Page 2 - EY-VG_Kasim_2021_v2
P. 2
Vergide Gündem
M. Akif Tunç
Özge Kamci
Kâr bölüşüm yönteminin pratikte uygulanması
Orange Business Norway A/S vakası
Kâr bölüşüm yöntemi
İşleme dayalı kâr yöntemleri, transfer fiyatının emsallere uygun olup olmadığını
belirlemek için belirli kontrollü işlemlerden kaynaklanan kârları analiz eder. İşleme dayalı
kâr yöntemleri iki kategoriye ayrılır: İşleme dayalı net kâr marjı yöntemi ve kâr bölüşüm
yöntemi.
Kâr bölüşüm yöntemi, ilişkili kişilerin işlem(ler) sonucu elde ettikleri ilgili birleşik kârların
dağıtımına dayalı olarak transfer fiyatlarını belirlemeye yönelik yararlı ancak genellikle
karmaşık bir yöntemdir.
Kâr bölüşüm yöntemi, kontrollü bir işlemde (bir araya getirilmesi uygun olan kontrollü
işlemlerde) ortaya konulan veya dayatılan özel koşulların kârlar üzerindeki etkisini,
bağımsız işletmelerin bu işlemlere şayet dâhil olsalardı bekleyecekleri kâr bölüşümünü
belirleyerek ortadan kaldırmayı amaçlamaktadır.
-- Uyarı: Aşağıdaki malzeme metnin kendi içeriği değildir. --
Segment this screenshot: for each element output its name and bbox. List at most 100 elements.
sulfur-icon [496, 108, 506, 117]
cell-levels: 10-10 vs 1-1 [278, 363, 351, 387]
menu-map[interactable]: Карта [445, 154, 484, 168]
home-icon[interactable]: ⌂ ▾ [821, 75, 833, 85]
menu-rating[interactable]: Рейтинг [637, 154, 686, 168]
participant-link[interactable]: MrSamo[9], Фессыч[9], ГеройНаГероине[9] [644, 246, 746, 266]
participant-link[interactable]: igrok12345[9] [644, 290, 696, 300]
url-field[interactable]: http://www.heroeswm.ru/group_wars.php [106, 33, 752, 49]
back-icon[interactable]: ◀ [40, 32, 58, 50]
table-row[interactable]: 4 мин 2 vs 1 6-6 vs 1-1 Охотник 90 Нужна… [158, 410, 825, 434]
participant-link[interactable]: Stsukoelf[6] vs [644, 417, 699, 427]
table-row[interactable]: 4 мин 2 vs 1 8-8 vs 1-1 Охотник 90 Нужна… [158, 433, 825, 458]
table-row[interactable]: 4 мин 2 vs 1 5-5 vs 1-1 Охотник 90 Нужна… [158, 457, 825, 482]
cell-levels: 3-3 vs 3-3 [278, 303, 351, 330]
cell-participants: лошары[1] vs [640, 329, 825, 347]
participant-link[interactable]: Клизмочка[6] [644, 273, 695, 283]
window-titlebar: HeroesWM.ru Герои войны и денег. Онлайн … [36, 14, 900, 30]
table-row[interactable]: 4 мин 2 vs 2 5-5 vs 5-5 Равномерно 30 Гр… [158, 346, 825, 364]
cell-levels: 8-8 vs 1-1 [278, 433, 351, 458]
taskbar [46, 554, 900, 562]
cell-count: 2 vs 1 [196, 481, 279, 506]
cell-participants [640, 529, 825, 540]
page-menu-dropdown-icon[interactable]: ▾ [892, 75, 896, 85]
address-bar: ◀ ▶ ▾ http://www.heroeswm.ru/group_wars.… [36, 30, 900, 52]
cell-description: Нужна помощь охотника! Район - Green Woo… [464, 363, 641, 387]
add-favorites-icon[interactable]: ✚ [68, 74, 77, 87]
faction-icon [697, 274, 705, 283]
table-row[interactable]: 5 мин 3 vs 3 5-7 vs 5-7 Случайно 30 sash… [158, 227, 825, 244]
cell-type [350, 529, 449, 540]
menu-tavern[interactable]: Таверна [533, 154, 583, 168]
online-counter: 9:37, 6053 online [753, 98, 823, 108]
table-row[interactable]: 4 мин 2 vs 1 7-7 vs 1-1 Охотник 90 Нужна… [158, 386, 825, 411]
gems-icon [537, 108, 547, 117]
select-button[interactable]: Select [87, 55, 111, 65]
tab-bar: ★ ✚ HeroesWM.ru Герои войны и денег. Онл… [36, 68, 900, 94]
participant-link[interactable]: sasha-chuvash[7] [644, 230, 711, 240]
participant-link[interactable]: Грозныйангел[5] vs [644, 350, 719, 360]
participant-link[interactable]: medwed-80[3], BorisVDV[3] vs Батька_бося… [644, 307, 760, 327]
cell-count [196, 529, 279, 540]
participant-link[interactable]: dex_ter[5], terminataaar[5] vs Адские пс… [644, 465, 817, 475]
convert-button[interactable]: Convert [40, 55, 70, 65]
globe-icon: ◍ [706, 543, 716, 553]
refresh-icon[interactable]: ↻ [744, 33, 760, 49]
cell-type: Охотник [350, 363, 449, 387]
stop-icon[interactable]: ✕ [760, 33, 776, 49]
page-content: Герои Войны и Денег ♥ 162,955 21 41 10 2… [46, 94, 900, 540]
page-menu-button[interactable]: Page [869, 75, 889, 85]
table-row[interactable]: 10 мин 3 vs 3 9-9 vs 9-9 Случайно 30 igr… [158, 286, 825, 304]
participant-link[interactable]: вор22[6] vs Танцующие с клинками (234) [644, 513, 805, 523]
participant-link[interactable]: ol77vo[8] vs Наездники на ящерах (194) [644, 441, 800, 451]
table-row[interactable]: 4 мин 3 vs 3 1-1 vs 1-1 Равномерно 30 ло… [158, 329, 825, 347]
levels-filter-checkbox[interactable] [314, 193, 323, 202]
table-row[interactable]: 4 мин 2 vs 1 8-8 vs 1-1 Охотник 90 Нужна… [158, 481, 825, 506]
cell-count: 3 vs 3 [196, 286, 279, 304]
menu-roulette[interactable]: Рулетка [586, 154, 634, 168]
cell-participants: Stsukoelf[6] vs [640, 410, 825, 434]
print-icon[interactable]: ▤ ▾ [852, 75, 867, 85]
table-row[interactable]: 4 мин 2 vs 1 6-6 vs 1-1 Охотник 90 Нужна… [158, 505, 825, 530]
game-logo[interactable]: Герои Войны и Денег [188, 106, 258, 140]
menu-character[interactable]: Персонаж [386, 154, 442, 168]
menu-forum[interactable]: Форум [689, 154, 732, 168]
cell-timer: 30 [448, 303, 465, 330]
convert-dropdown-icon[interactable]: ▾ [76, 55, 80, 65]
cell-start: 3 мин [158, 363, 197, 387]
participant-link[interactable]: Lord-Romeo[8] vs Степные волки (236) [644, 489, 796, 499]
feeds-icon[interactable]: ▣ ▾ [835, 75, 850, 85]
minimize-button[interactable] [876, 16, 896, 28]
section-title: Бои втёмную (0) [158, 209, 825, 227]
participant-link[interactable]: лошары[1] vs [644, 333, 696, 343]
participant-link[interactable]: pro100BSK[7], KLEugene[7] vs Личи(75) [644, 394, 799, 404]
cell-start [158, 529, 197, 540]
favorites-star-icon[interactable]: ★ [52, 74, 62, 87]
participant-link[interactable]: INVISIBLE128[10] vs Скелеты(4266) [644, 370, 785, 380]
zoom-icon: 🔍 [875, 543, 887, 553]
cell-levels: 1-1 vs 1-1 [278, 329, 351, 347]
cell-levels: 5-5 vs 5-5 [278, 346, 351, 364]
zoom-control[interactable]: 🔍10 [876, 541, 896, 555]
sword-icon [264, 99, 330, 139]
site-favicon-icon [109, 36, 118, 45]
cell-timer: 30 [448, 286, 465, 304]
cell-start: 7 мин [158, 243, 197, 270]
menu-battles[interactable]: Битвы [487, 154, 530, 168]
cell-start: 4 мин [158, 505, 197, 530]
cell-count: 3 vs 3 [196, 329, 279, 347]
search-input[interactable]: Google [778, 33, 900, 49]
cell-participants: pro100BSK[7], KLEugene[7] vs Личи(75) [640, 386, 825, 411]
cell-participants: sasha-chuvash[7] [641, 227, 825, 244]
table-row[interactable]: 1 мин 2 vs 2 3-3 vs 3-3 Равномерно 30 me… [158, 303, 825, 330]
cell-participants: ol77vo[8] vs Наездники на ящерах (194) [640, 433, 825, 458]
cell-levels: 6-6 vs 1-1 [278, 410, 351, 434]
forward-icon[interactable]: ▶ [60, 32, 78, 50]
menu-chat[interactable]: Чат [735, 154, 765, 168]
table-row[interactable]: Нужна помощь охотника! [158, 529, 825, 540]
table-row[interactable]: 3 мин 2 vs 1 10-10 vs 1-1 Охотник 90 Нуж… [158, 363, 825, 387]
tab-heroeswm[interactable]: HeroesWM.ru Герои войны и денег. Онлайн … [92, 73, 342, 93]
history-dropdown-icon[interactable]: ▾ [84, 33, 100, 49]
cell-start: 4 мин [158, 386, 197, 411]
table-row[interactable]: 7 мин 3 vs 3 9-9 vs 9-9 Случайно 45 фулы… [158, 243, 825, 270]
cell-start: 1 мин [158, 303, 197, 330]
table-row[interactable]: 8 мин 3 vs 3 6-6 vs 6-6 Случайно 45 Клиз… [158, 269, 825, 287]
Kâr bölüşüm yöntemi aşağıdaki durumlar sağlandığında en uygun yöntem olarak
görülmektedir:
• İşlemin her iki tarafının işleme özgün ve değerli katkı sağlaması,
• İlişkili kişilerin ticari faaliyetlerinin birbirlerinden ayrı olarak güvenilir bir şekilde
değerlendirilemeyecek kadar entegre olması,
• Tarafların, ekonomik açıdan önemli risk varsayımını paylaşmaları veya yakından ilişkili
riskleri ayrı ayrı üstlenmeleri.
Kâr bölüşüm yöntemi çerçevesinde analiz, kontrol edilen işlemlerle ilgili kârları veya
zararları belirlemekle başlar. Daha sonra, her bir taraf için emsallere uygun bir sonuç
elde etmek amacıyla, bu kâr veya zararları, geçerli bir ekonomik temele dayalı olarak
ilişkili işletmeler arasında bölüştürür. Tipik olarak, bu bölüşüm, gerçekleştirilen işlevler,
üstlenilen riskler ve kullanılan veya katkıda bulunulan varlıklar dahil olmak üzere her bir
işletmenin göreceli katkısını yansıtmalıdır.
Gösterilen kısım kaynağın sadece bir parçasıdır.